A common method of promoting information about the possibility of giving personal papers and their role is organizing exhibitions, publishing their parts or presenting details in websites.

A department of  the Society of Polish Archivists in Cracow a few years ago undertook a trial of creating a database of personal papers of scholars, which are kept in a few archives in that city. The main aim has been to draw up a record of all collections of personal papers kept by archives in Cracow. The project would include all kinds of archives - universities’, scientific institutions’ ones, State Archive and many archives of churches. It would also be essential to include collections kept in libraries, however according to their amount, dispersal in records and the way of elaborating, which is not easy matter.
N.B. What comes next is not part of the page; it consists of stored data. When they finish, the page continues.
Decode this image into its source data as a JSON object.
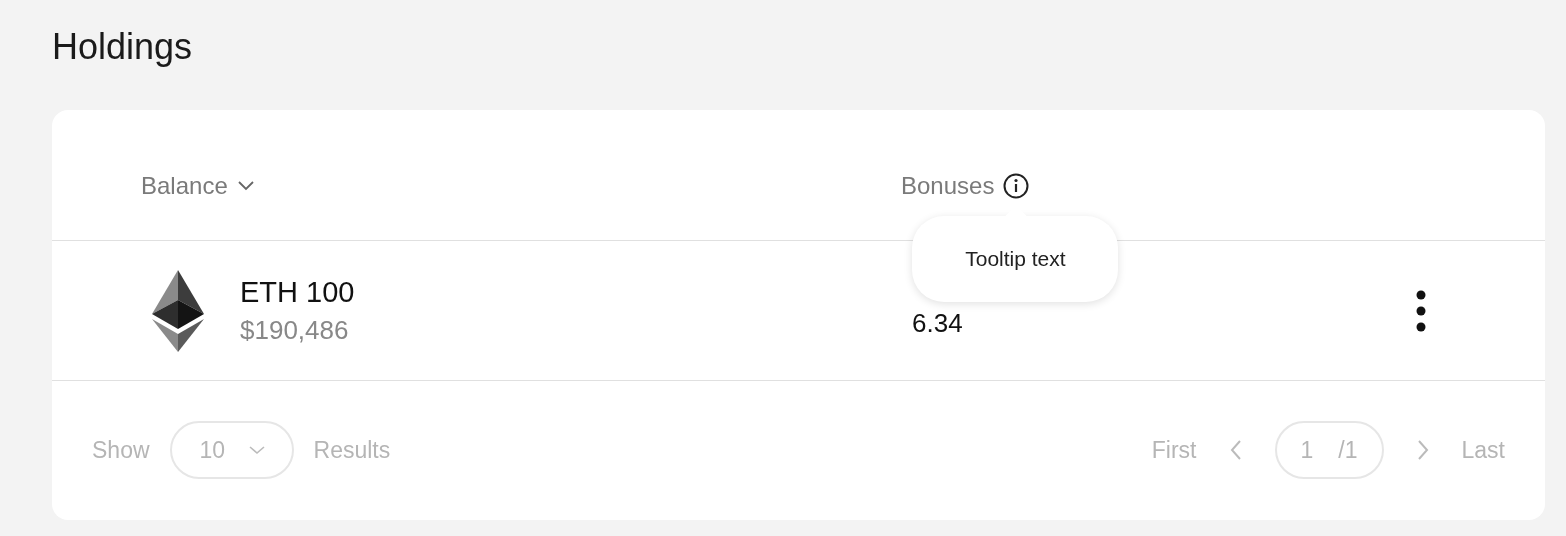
{
  "title": "Holdings",
  "table": {
    "columns": [
      {
        "label": "Balance",
        "sortable": true
      },
      {
        "label": "Bonuses",
        "info": true
      }
    ],
    "rows": [
      {
        "asset": "ETH 100",
        "value": "$190,486",
        "bonus": "6.34"
      }
    ]
  },
  "tooltip": {
    "text": "Tooltip text"
  },
  "pagination": {
    "show_label": "Show",
    "page_size": "10",
    "results_label": "Results",
    "first": "First",
    "page": "1",
    "total": "/1",
    "last": "Last"
  }
}
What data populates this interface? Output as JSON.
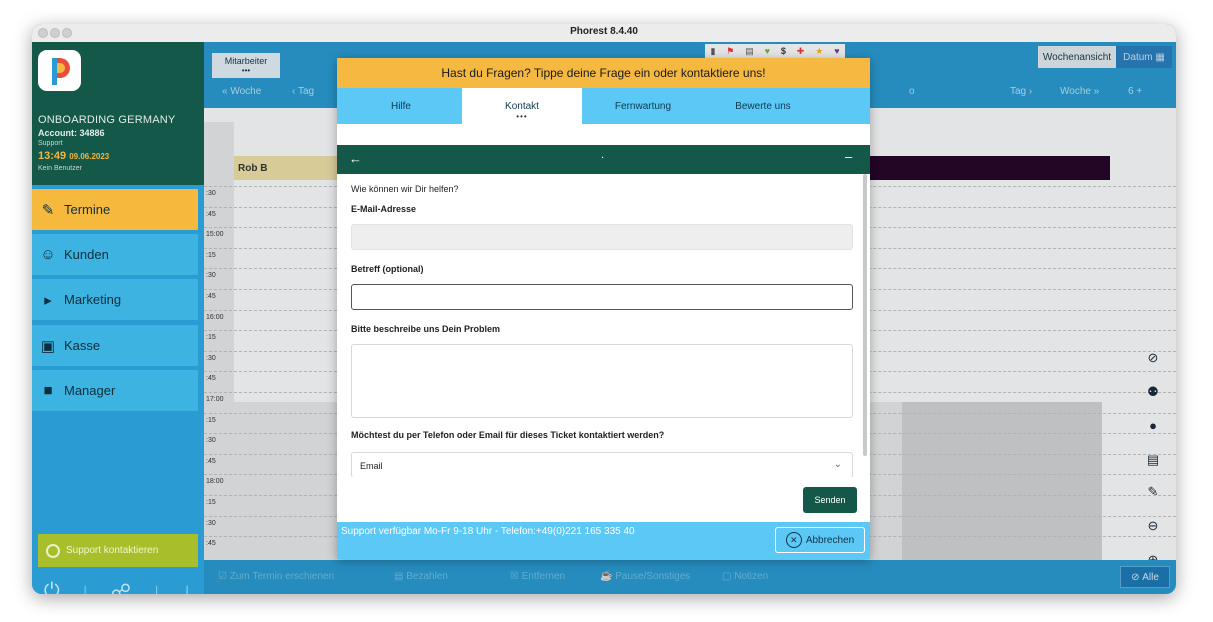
{
  "window": {
    "title": "Phorest 8.4.40"
  },
  "sidebar": {
    "org": "ONBOARDING GERMANY",
    "account": "Account: 34886",
    "role": "Support",
    "time": "13:49",
    "date": "09.06.2023",
    "no_user": "Kein Benutzer",
    "items": [
      {
        "label": "Termine",
        "icon": "calendar-edit-icon"
      },
      {
        "label": "Kunden",
        "icon": "face-icon"
      },
      {
        "label": "Marketing",
        "icon": "megaphone-icon"
      },
      {
        "label": "Kasse",
        "icon": "cart-icon"
      },
      {
        "label": "Manager",
        "icon": "briefcase-icon"
      }
    ],
    "support_label": "Support kontaktieren"
  },
  "calendar": {
    "staff_tab": "Mitarbeiter",
    "toolbar": {
      "woche_prev": "Woche",
      "tag_prev": "Tag",
      "tag_next": "Tag",
      "woche_next": "Woche",
      "count": "6",
      "wochenansicht": "Wochenansicht",
      "datum": "Datum",
      "hidden_fragment": "o"
    },
    "staff": [
      "Rob B"
    ],
    "times": [
      ":30",
      ":45",
      "15:00",
      ":15",
      ":30",
      ":45",
      "16:00",
      ":15",
      ":30",
      ":45",
      "17:00",
      ":15",
      ":30",
      ":45",
      "18:00",
      ":15",
      ":30",
      ":45"
    ],
    "actions": [
      "Zum Termin erschienen",
      "Bezahlen",
      "Entfernen",
      "Pause/Sonstiges",
      "Notizen"
    ],
    "filter_label": "Alle"
  },
  "modal": {
    "header": "Hast du Fragen? Tippe deine Frage ein oder kontaktiere uns!",
    "tabs": [
      "Hilfe",
      "Kontakt",
      "Fernwartung",
      "Bewerte uns"
    ],
    "active_tab_dots": "•••",
    "bar_title": ".",
    "intro": "Wie können wir Dir helfen?",
    "email_label": "E-Mail-Adresse",
    "email_value": "",
    "subject_label": "Betreff (optional)",
    "subject_value": "",
    "problem_label": "Bitte beschreibe uns Dein Problem",
    "problem_value": "",
    "contact_label": "Möchtest du per Telefon oder Email für dieses Ticket kontaktiert werden?",
    "contact_selected": "Email",
    "send_label": "Senden",
    "footer_text": "Support verfügbar Mo-Fr 9-18 Uhr  - Telefon:+49(0)221 165 335 40",
    "cancel_label": "Abbrechen"
  },
  "colors": {
    "brand_dark": "#135849",
    "accent_yellow": "#f5b942",
    "accent_blue": "#5bc8f5",
    "sidebar_blue": "#2a9bd3"
  }
}
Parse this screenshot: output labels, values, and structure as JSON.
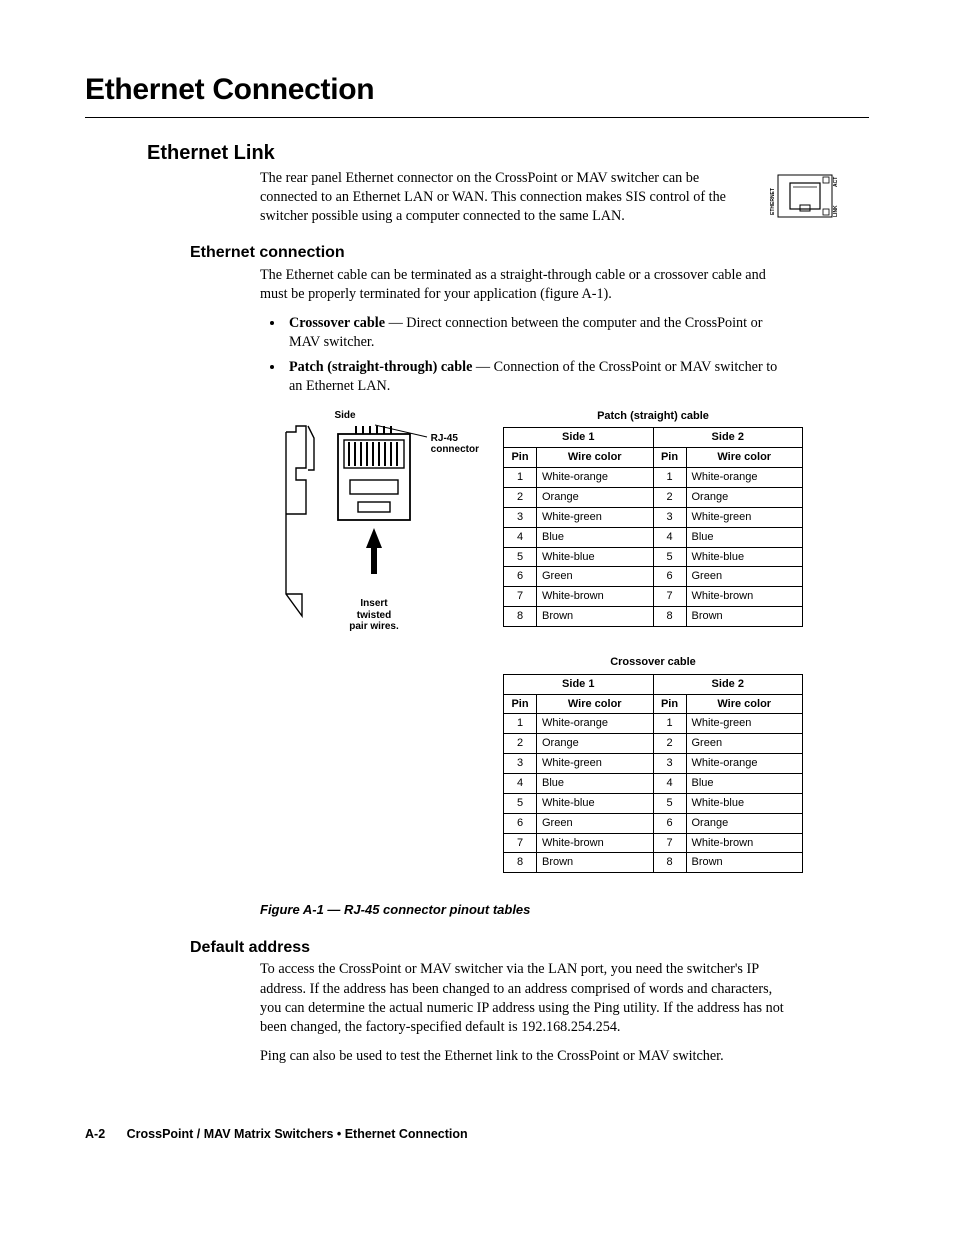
{
  "page_title": "Ethernet Connection",
  "h2": "Ethernet Link",
  "intro": "The rear panel Ethernet connector on the CrossPoint or MAV switcher can be connected to an Ethernet LAN or WAN.  This connection makes SIS control of the switcher possible using a computer connected to the same LAN.",
  "eth_icon": {
    "top": "ETHERNET",
    "left": "LINK",
    "right": "ACT"
  },
  "h3_conn": "Ethernet connection",
  "conn_para": "The Ethernet cable can be terminated as a straight-through cable or a crossover cable and must be properly terminated for your application (figure A-1).",
  "bullets": [
    {
      "bold": "Crossover cable",
      "rest": " — Direct connection between the computer and the CrossPoint or MAV switcher."
    },
    {
      "bold": "Patch (straight-through) cable",
      "rest": " — Connection of the CrossPoint or MAV switcher to an Ethernet LAN."
    }
  ],
  "rj45_diag": {
    "side": "Side",
    "conn": "RJ-45\nconnector",
    "insert": "Insert\ntwisted\npair wires."
  },
  "patch_title": "Patch (straight) cable",
  "cross_title": "Crossover cable",
  "headers": {
    "side1": "Side 1",
    "side2": "Side 2",
    "pin": "Pin",
    "wc": "Wire color"
  },
  "patch_rows": [
    {
      "p1": "1",
      "c1": "White-orange",
      "p2": "1",
      "c2": "White-orange"
    },
    {
      "p1": "2",
      "c1": "Orange",
      "p2": "2",
      "c2": "Orange"
    },
    {
      "p1": "3",
      "c1": "White-green",
      "p2": "3",
      "c2": "White-green"
    },
    {
      "p1": "4",
      "c1": "Blue",
      "p2": "4",
      "c2": "Blue"
    },
    {
      "p1": "5",
      "c1": "White-blue",
      "p2": "5",
      "c2": "White-blue"
    },
    {
      "p1": "6",
      "c1": "Green",
      "p2": "6",
      "c2": "Green"
    },
    {
      "p1": "7",
      "c1": "White-brown",
      "p2": "7",
      "c2": "White-brown"
    },
    {
      "p1": "8",
      "c1": "Brown",
      "p2": "8",
      "c2": "Brown"
    }
  ],
  "cross_rows": [
    {
      "p1": "1",
      "c1": "White-orange",
      "p2": "1",
      "c2": "White-green"
    },
    {
      "p1": "2",
      "c1": "Orange",
      "p2": "2",
      "c2": "Green"
    },
    {
      "p1": "3",
      "c1": "White-green",
      "p2": "3",
      "c2": "White-orange"
    },
    {
      "p1": "4",
      "c1": "Blue",
      "p2": "4",
      "c2": "Blue"
    },
    {
      "p1": "5",
      "c1": "White-blue",
      "p2": "5",
      "c2": "White-blue"
    },
    {
      "p1": "6",
      "c1": "Green",
      "p2": "6",
      "c2": "Orange"
    },
    {
      "p1": "7",
      "c1": "White-brown",
      "p2": "7",
      "c2": "White-brown"
    },
    {
      "p1": "8",
      "c1": "Brown",
      "p2": "8",
      "c2": "Brown"
    }
  ],
  "fig_caption": "Figure A-1 — RJ-45 connector pinout tables",
  "h3_addr": "Default address",
  "addr_p1": "To access the CrossPoint or MAV switcher via the LAN port, you need the switcher's IP address.  If the address has been changed to an address comprised of words and characters, you can determine the actual numeric IP address using the Ping utility.  If the address has not been changed, the factory-specified default is 192.168.254.254.",
  "addr_p2": "Ping can also be used to test the Ethernet link to the CrossPoint or MAV switcher.",
  "footer": {
    "page": "A-2",
    "doc": "CrossPoint / MAV Matrix Switchers • Ethernet Connection"
  }
}
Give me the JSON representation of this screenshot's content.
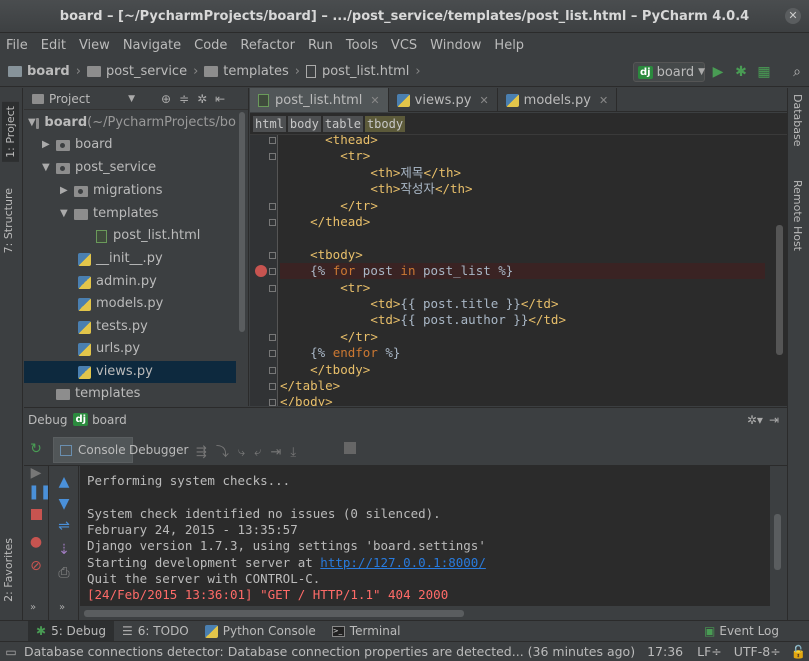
{
  "window": {
    "title": "board – [~/PycharmProjects/board] – .../post_service/templates/post_list.html – PyCharm 4.0.4"
  },
  "menu": [
    "File",
    "Edit",
    "View",
    "Navigate",
    "Code",
    "Refactor",
    "Run",
    "Tools",
    "VCS",
    "Window",
    "Help"
  ],
  "navbar": {
    "crumbs": [
      "board",
      "post_service",
      "templates",
      "post_list.html"
    ],
    "run_config": "board"
  },
  "project_panel": {
    "title": "Project",
    "tree": [
      {
        "label": "board",
        "suffix": " (~/PycharmProjects/bo",
        "bold": true
      },
      {
        "label": "board"
      },
      {
        "label": "post_service"
      },
      {
        "label": "migrations"
      },
      {
        "label": "templates"
      },
      {
        "label": "post_list.html"
      },
      {
        "label": "__init__.py"
      },
      {
        "label": "admin.py"
      },
      {
        "label": "models.py"
      },
      {
        "label": "tests.py"
      },
      {
        "label": "urls.py"
      },
      {
        "label": "views.py"
      },
      {
        "label": "templates"
      }
    ]
  },
  "editor": {
    "tabs": [
      "post_list.html",
      "views.py",
      "models.py"
    ],
    "breadcrumb": [
      "html",
      "body",
      "table",
      "tbody"
    ],
    "lines": [
      {
        "indent": "      ",
        "parts": [
          {
            "t": "<thead>",
            "c": "tag"
          }
        ]
      },
      {
        "indent": "        ",
        "parts": [
          {
            "t": "<tr>",
            "c": "tag"
          }
        ]
      },
      {
        "indent": "            ",
        "parts": [
          {
            "t": "<th>",
            "c": "tag"
          },
          {
            "t": "제목",
            "c": "txt"
          },
          {
            "t": "</th>",
            "c": "tag"
          }
        ]
      },
      {
        "indent": "            ",
        "parts": [
          {
            "t": "<th>",
            "c": "tag"
          },
          {
            "t": "작성자",
            "c": "txt"
          },
          {
            "t": "</th>",
            "c": "tag"
          }
        ]
      },
      {
        "indent": "        ",
        "parts": [
          {
            "t": "</tr>",
            "c": "tag"
          }
        ]
      },
      {
        "indent": "    ",
        "parts": [
          {
            "t": "</thead>",
            "c": "tag"
          }
        ]
      },
      {
        "indent": "",
        "parts": []
      },
      {
        "indent": "    ",
        "parts": [
          {
            "t": "<tbody>",
            "c": "tag"
          }
        ]
      },
      {
        "indent": "    ",
        "parts": [
          {
            "t": "{% ",
            "c": "txt"
          },
          {
            "t": "for",
            "c": "tpl"
          },
          {
            "t": " post ",
            "c": "txt"
          },
          {
            "t": "in",
            "c": "tpl"
          },
          {
            "t": " post_list %}",
            "c": "txt"
          }
        ]
      },
      {
        "indent": "        ",
        "parts": [
          {
            "t": "<tr>",
            "c": "tag"
          }
        ]
      },
      {
        "indent": "            ",
        "parts": [
          {
            "t": "<td>",
            "c": "tag"
          },
          {
            "t": "{{ post.title }}",
            "c": "txt"
          },
          {
            "t": "</td>",
            "c": "tag"
          }
        ]
      },
      {
        "indent": "            ",
        "parts": [
          {
            "t": "<td>",
            "c": "tag"
          },
          {
            "t": "{{ post.author }}",
            "c": "txt"
          },
          {
            "t": "</td>",
            "c": "tag"
          }
        ]
      },
      {
        "indent": "        ",
        "parts": [
          {
            "t": "</tr>",
            "c": "tag"
          }
        ]
      },
      {
        "indent": "    ",
        "parts": [
          {
            "t": "{% ",
            "c": "txt"
          },
          {
            "t": "endfor",
            "c": "tpl"
          },
          {
            "t": " %}",
            "c": "txt"
          }
        ]
      },
      {
        "indent": "    ",
        "parts": [
          {
            "t": "</tbody>",
            "c": "tag"
          }
        ]
      },
      {
        "indent": "",
        "parts": [
          {
            "t": "</table>",
            "c": "tag"
          }
        ]
      },
      {
        "indent": "",
        "parts": [
          {
            "t": "</body>",
            "c": "tag"
          }
        ]
      }
    ]
  },
  "debug": {
    "header_label": "Debug",
    "config": "board",
    "tabs": [
      "Console",
      "Debugger"
    ],
    "console_lines": [
      {
        "text": "Performing system checks...",
        "type": "normal"
      },
      {
        "text": "",
        "type": "normal"
      },
      {
        "text": "System check identified no issues (0 silenced).",
        "type": "normal"
      },
      {
        "text": "February 24, 2015 - 13:35:57",
        "type": "normal"
      },
      {
        "text": "Django version 1.7.3, using settings 'board.settings'",
        "type": "normal"
      },
      {
        "text": "Starting development server at ",
        "link": "http://127.0.0.1:8000/",
        "type": "normal"
      },
      {
        "text": "Quit the server with CONTROL-C.",
        "type": "normal"
      },
      {
        "text": "[24/Feb/2015 13:36:01] \"GET / HTTP/1.1\" 404 2000",
        "type": "err"
      }
    ]
  },
  "left_strip": {
    "project": "1: Project",
    "structure": "7: Structure",
    "favorites": "2: Favorites"
  },
  "right_strip": {
    "database": "Database",
    "remote": "Remote Host"
  },
  "bottom_tabs": [
    {
      "label": "5: Debug",
      "icon": "bug-icon"
    },
    {
      "label": "6: TODO",
      "icon": "todo-icon"
    },
    {
      "label": "Python Console",
      "icon": "python-icon"
    },
    {
      "label": "Terminal",
      "icon": "terminal-icon"
    }
  ],
  "event_log": "Event Log",
  "status": {
    "message": "Database connections detector: Database connection properties are detected... (36 minutes ago)",
    "position": "17:36",
    "line_sep": "LF÷",
    "encoding": "UTF-8÷"
  },
  "colors": {
    "accent_green": "#499c54",
    "breakpoint_red": "#c75450",
    "error_red": "#ff6b68",
    "link_blue": "#287bde",
    "tag_yellow": "#e8bf6a",
    "keyword_orange": "#cc7832"
  }
}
Very often it happens that the personal papers of one man are kept in many different archives and libraries. Merging is often not possible because of few agents, that state is usually a reflection of the intention of the person who gave the materials.  We would like the database to include not only the place of storing but also a description, underlining the most important units and the list of correspondence.  The correspondence is perceived as the most important part in our point of view.  At the moment the database includes over 100 described personal papers from three archives from Cracow. Unfortunately a lack of financial support definitely the realization of our project. In few following weeks the base will be freely accessible in a website.  Such activity we perceive as a kind of promotion, method of reminding about collecting personal papers in archives.